This project investigates the integration of a recurrent connection within a pre-trained transformer model (DistilGPT-2) using PyTorch. The main goal is to explore whether adding a recurrent connection to a pure attention-based model is worth the expense of increased parameters, longer training times, and other architectural constraints.
Before running the project, ensure the following dependencies are installed:
- pytorch >= 1.10
- torch
- tqdm
- numpy
- wandb
You can install these dependencies by using the following command:
python setup.py bdist_wheel sdists
The project is structured as follows:
This section involves loading and preprocessing the data before feeding it to the model.
The initial step is to build a basic model as a starting point for further enhancements. In this step, basic and multi-head self-attention layers are added on top of the classifier model.
Next, a complete transformer is added on top of the classifier to introduce a more complex model.
A generator transformer is implemented in this section, enhancing the model's capabilities.

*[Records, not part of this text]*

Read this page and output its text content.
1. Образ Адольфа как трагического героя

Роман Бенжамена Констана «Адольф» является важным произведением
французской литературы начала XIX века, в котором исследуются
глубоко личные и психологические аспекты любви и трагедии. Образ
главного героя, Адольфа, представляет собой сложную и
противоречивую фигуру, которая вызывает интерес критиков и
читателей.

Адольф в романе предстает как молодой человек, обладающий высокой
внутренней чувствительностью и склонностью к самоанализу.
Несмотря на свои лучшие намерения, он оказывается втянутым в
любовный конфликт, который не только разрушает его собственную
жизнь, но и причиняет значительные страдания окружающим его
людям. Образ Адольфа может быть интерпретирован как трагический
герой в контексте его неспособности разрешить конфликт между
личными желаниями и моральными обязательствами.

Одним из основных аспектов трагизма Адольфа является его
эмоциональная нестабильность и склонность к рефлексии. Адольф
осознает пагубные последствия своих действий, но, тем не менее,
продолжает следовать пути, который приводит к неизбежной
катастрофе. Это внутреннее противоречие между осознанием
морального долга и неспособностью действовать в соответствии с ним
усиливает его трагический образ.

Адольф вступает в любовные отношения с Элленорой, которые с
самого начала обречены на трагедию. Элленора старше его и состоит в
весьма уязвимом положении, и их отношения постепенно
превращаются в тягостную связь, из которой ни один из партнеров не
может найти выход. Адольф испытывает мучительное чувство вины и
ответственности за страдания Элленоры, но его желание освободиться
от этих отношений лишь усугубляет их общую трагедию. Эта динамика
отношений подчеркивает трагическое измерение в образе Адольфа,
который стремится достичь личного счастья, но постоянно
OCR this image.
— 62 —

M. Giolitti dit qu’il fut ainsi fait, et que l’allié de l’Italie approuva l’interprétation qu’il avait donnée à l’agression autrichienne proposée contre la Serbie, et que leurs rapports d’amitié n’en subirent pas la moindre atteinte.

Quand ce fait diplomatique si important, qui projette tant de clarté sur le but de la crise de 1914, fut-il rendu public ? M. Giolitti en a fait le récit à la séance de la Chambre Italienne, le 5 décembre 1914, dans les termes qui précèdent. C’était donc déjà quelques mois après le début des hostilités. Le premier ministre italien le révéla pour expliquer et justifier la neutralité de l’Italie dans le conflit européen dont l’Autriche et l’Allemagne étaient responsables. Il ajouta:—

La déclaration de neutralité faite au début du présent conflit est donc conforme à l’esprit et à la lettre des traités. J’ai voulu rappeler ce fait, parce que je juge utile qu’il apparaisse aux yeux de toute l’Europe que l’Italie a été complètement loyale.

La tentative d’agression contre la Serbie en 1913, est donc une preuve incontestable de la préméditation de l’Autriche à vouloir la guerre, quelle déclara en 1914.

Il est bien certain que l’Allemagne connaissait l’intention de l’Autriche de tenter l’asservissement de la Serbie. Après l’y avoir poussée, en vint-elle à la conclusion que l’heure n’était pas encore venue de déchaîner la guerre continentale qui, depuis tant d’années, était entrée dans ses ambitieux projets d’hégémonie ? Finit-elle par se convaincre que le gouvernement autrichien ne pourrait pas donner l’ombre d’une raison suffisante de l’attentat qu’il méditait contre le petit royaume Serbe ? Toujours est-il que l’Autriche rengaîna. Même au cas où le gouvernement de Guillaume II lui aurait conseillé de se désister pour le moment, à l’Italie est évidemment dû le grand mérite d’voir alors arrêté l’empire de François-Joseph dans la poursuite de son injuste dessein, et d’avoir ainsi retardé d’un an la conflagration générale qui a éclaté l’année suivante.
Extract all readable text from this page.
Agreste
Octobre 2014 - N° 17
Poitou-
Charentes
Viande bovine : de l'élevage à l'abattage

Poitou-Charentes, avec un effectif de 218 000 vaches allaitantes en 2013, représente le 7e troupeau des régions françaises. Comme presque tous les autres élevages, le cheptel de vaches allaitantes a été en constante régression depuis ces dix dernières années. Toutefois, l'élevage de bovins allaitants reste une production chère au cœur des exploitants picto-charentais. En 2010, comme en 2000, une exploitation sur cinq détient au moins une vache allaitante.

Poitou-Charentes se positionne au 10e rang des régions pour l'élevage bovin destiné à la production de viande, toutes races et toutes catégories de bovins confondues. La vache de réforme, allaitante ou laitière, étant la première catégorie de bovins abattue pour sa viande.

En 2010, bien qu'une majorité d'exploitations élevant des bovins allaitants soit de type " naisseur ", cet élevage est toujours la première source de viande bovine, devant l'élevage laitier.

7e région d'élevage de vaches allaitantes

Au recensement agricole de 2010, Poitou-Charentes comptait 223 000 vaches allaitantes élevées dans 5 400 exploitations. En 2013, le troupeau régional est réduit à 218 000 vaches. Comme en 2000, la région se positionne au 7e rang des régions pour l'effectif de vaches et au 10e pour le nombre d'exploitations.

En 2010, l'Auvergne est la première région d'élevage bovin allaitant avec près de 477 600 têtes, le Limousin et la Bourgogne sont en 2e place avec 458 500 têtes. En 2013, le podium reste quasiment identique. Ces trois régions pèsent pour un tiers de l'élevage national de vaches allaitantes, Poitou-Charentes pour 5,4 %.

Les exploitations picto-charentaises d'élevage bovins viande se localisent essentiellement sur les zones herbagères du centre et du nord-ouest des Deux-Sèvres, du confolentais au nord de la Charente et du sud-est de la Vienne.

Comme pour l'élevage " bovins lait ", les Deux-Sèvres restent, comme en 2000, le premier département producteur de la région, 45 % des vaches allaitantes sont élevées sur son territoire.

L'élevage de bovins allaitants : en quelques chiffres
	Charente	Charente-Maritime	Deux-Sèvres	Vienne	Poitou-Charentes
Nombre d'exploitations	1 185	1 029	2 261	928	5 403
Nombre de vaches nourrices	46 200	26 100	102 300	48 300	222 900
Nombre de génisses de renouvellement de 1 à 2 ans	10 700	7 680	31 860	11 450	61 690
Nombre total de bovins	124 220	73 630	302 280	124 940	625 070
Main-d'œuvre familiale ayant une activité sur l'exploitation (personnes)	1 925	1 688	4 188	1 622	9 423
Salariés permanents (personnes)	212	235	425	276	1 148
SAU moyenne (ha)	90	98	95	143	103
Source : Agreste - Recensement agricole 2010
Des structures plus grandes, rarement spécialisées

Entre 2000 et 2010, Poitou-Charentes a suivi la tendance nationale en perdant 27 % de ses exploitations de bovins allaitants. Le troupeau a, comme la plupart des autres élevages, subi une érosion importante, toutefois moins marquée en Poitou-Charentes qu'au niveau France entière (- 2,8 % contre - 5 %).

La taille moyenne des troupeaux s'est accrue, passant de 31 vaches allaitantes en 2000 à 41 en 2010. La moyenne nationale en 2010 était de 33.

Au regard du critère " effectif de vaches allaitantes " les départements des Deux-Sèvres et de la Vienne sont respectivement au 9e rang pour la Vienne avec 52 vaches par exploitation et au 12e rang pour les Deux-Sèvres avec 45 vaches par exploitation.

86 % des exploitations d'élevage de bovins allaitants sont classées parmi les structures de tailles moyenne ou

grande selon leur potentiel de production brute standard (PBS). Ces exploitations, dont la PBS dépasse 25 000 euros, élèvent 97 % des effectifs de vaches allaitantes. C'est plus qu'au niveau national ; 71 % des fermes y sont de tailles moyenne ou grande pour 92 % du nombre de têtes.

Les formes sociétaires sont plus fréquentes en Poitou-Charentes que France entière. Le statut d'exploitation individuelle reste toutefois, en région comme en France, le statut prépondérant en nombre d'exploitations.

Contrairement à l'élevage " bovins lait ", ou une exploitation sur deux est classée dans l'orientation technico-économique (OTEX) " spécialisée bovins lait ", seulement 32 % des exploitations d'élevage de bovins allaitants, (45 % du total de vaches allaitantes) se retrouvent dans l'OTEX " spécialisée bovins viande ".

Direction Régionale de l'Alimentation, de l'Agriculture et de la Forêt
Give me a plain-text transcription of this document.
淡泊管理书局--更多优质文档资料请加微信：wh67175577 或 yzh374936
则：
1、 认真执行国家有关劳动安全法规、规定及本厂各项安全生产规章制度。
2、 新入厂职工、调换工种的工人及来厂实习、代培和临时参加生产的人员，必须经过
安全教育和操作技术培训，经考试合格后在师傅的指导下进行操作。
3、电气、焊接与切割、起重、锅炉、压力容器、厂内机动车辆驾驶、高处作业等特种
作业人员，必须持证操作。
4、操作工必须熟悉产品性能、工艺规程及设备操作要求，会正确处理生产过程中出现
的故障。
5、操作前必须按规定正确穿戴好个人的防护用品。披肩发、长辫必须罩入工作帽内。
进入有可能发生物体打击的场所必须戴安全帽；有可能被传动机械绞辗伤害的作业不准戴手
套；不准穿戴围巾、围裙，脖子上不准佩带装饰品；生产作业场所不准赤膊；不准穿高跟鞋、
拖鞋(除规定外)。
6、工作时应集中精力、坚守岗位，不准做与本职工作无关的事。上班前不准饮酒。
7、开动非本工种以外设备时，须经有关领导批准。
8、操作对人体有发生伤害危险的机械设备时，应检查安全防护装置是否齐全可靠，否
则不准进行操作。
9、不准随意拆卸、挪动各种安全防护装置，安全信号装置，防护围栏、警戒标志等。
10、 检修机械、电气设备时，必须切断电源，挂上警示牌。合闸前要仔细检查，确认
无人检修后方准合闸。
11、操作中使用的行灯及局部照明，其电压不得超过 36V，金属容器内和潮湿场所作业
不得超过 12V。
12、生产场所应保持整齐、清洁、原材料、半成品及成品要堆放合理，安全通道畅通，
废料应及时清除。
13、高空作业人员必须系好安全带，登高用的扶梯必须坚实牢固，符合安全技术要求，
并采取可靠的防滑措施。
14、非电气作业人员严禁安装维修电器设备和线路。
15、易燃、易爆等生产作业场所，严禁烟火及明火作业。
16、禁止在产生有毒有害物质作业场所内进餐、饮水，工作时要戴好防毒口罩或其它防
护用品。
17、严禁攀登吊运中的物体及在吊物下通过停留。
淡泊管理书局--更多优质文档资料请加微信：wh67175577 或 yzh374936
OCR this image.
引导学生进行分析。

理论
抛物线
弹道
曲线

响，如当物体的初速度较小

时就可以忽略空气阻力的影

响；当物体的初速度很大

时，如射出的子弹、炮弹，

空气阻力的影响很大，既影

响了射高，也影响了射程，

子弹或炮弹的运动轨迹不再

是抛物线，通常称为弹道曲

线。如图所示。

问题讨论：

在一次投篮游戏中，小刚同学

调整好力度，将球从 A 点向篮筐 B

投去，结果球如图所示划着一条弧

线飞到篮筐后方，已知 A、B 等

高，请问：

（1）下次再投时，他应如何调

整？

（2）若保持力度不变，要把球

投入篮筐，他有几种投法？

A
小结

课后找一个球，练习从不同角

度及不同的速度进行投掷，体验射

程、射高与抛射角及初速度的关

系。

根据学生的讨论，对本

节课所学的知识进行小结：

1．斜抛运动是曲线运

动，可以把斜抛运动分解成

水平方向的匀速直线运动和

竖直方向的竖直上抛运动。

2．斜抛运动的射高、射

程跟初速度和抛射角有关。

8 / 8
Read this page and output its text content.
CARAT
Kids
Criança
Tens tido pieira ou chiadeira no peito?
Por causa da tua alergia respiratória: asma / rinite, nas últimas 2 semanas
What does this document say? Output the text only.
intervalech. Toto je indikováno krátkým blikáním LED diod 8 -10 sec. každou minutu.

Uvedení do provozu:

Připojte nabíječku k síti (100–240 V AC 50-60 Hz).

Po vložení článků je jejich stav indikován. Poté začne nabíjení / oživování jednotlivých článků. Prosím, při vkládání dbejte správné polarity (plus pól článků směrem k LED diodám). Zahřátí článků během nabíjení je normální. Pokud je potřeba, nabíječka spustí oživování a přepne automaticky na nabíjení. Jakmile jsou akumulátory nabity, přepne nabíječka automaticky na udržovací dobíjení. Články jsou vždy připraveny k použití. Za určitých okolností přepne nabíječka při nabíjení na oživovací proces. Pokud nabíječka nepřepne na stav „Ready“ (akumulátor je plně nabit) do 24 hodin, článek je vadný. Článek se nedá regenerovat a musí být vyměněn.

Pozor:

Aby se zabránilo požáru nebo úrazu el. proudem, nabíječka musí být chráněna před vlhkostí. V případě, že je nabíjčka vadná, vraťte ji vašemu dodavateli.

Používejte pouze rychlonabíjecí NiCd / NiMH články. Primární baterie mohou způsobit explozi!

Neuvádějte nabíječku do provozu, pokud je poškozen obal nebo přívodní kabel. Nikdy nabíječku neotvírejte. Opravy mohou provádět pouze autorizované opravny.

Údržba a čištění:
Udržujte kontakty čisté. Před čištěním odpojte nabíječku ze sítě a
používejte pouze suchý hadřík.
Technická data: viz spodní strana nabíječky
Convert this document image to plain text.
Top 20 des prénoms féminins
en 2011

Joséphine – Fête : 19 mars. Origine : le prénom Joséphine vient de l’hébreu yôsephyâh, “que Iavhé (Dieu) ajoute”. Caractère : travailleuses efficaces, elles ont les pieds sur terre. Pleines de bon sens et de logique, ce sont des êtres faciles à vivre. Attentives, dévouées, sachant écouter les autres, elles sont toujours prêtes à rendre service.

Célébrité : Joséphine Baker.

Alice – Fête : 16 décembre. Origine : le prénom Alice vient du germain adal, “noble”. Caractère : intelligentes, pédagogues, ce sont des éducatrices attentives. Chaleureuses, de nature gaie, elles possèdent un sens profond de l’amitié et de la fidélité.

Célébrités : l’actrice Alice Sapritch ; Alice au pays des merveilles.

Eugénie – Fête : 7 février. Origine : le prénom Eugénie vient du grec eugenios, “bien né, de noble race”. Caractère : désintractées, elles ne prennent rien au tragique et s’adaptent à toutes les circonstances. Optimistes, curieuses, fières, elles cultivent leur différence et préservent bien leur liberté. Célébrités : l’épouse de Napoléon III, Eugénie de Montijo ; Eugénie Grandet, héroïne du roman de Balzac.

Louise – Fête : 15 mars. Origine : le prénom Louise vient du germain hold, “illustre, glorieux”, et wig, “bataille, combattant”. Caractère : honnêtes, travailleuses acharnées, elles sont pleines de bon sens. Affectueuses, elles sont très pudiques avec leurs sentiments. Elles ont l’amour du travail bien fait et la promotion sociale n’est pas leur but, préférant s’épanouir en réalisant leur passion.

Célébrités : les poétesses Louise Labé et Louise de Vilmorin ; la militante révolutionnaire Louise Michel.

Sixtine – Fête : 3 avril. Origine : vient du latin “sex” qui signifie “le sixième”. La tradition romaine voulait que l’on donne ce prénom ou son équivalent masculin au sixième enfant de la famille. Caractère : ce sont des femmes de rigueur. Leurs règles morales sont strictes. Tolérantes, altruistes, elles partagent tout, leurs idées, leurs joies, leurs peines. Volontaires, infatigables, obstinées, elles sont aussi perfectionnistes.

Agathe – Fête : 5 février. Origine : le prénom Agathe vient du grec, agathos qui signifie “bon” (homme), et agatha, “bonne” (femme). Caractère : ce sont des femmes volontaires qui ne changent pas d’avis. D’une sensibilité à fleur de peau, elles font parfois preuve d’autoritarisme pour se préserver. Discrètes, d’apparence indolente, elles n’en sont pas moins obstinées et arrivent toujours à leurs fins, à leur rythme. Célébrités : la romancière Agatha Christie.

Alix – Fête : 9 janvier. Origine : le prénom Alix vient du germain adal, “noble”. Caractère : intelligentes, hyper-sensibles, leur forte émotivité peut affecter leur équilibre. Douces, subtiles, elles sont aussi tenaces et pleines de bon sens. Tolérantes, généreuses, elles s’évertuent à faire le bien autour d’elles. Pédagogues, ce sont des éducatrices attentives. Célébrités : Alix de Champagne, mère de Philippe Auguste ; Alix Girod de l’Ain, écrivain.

The main focus of this project, a recurrent connection, is integrated into the generator transformer.
Finally, the results and metrics (loss, gradient clipping norm, and perplexity) are tracked using weights & biases for evaluation.
This project aims to understand the impact of a recurrent connection in a pre-trained transformer model. By comparing the performance, training time, and architectural constraints, we can determine whether the addition of recurrent connections is beneficial in the context of attention-based models.